8. An audio super-resolution processing method, characterized in that, include: Acquire the low-resolution signal to be processed; The low-resolution signal to be processed is interpolated using a linear interpolation algorithm to obtain the prior information. Based on the generated prior information, a high-resolution target waveform is generated using the trained Schrödinger bridge audio super-resolution model. The trained Schrödinger bridge audio super-resolution model maintains the low-frequency information in the generated prior information unchanged in each sampling step of generating the high-resolution target waveform.

9. The method according to claim 8, characterized in that, The number of sampling points used to generate the prior information is the same as the number of sampling points used to generate the high-resolution target waveform.

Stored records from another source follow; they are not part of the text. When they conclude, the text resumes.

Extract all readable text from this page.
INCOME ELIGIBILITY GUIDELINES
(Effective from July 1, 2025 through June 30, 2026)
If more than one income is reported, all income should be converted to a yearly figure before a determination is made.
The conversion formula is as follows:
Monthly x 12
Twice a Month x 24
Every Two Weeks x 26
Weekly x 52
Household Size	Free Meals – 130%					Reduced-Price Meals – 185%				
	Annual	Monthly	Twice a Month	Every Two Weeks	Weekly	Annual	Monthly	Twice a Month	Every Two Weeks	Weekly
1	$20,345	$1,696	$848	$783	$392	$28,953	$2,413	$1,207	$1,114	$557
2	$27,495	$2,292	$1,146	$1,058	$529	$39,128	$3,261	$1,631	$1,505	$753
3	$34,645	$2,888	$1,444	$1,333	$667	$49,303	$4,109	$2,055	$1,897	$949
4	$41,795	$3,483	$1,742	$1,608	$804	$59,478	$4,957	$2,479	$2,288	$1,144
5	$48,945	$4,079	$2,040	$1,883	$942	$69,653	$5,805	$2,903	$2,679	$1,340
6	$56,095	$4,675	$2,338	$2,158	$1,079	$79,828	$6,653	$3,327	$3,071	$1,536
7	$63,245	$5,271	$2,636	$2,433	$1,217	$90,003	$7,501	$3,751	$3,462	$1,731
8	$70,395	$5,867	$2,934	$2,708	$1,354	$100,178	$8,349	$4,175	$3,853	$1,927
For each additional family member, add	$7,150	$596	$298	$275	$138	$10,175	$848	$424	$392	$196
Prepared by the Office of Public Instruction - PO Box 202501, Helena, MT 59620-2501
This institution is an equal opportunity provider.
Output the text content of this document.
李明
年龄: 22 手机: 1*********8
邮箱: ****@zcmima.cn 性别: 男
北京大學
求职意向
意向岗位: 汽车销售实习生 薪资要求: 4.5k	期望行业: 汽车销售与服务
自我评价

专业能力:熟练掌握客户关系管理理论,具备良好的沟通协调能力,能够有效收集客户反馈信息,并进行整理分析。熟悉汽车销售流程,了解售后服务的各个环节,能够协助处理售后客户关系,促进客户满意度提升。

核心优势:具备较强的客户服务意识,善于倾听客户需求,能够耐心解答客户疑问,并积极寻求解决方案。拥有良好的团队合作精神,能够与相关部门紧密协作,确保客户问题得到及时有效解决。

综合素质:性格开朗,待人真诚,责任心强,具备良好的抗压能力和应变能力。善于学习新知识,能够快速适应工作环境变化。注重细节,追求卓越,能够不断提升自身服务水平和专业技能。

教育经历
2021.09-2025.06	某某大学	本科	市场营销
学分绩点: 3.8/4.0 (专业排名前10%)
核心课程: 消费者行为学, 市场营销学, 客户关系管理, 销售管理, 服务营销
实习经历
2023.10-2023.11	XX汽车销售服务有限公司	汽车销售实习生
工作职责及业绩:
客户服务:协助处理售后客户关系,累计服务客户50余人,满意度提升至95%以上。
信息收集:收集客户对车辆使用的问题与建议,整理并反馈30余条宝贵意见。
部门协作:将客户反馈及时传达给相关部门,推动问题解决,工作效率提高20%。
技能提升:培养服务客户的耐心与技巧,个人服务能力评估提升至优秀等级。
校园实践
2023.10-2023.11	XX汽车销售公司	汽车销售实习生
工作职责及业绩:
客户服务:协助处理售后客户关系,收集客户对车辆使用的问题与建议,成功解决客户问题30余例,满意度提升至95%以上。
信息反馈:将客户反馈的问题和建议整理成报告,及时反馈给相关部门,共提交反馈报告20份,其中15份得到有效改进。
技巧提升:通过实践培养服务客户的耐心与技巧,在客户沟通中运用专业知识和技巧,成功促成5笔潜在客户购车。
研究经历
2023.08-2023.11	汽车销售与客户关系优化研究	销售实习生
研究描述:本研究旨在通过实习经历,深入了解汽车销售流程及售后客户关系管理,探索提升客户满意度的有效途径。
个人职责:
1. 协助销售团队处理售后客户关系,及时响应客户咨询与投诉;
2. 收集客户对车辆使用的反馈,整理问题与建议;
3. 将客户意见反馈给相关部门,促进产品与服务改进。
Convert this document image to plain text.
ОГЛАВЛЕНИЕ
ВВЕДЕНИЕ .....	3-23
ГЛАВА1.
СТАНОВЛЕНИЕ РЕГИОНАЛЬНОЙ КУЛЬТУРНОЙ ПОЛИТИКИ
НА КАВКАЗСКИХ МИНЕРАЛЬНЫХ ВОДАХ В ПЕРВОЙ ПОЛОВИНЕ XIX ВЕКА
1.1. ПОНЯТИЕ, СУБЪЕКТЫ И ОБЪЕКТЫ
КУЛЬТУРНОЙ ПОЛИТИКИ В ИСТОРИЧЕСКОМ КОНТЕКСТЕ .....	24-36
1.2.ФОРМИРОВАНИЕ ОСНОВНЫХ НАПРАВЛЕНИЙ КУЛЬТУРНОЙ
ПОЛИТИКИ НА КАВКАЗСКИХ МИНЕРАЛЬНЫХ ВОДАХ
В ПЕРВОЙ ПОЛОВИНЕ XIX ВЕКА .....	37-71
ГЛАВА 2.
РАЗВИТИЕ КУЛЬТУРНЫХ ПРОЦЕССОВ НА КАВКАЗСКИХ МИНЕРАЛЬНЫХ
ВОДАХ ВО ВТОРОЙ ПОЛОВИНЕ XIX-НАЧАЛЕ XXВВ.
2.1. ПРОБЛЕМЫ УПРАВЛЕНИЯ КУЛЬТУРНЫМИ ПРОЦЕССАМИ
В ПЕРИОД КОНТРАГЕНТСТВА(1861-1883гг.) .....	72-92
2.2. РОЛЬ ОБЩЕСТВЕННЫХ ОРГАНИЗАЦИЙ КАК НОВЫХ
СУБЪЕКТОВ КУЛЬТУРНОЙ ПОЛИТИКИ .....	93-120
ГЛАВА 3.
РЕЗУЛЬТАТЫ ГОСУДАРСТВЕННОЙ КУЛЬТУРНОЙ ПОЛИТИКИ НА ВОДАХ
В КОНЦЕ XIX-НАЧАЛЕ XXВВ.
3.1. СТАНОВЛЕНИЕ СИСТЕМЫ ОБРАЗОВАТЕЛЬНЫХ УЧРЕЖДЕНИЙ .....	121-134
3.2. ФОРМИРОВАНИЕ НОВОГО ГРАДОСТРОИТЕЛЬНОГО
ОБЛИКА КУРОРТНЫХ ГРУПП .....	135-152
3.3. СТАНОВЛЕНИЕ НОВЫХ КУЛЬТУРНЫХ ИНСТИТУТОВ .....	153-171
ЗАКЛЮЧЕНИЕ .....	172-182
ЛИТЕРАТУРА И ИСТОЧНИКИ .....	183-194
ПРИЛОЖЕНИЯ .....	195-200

10. An audio super-resolution model training device, characterized in that, include: The sample acquisition module is used to acquire multiple super-resolution data pairs, each of which includes a low-resolution waveform signal and a high-resolution waveform signal representing the same audio. The path generation module is used to establish a solvable path from the low-resolution waveform signal to the high-resolution waveform signal for each super-resolution data pair using the Schrödinger bridge model; The audio super-resolution model training module is used to train the Schrödinger bridge model to be trained based on the solvable path, so as to obtain the trained Schrödinger bridge audio super-resolution model.

11. An audio super-resolution processing device, characterized in that, include: The acquisition module is used to acquire the low-resolution signal to be processed. The adjustment module is used to interpolate the low-resolution signal to be processed using a linear interpolation algorithm to obtain the generated prior information; The generation module is used to generate a high-resolution target waveform based on the prior information and using a trained Schrödinger bridge audio super-resolution model. The trained Schrödinger bridge audio super-resolution model maintains the low-frequency information in the prior information unchanged in each sampling step of generating the high-resolution target waveform.

12. A computer-readable storage medium storing a computer program for performing the method according to any one of claims 1-9.

13. An electronic device, the electronic device comprising: processor; Memory used to store the processor's executable instructions; The processor is configured to read the executable instructions from the memory and execute the instructions to implement the method described in any one of claims 1-9.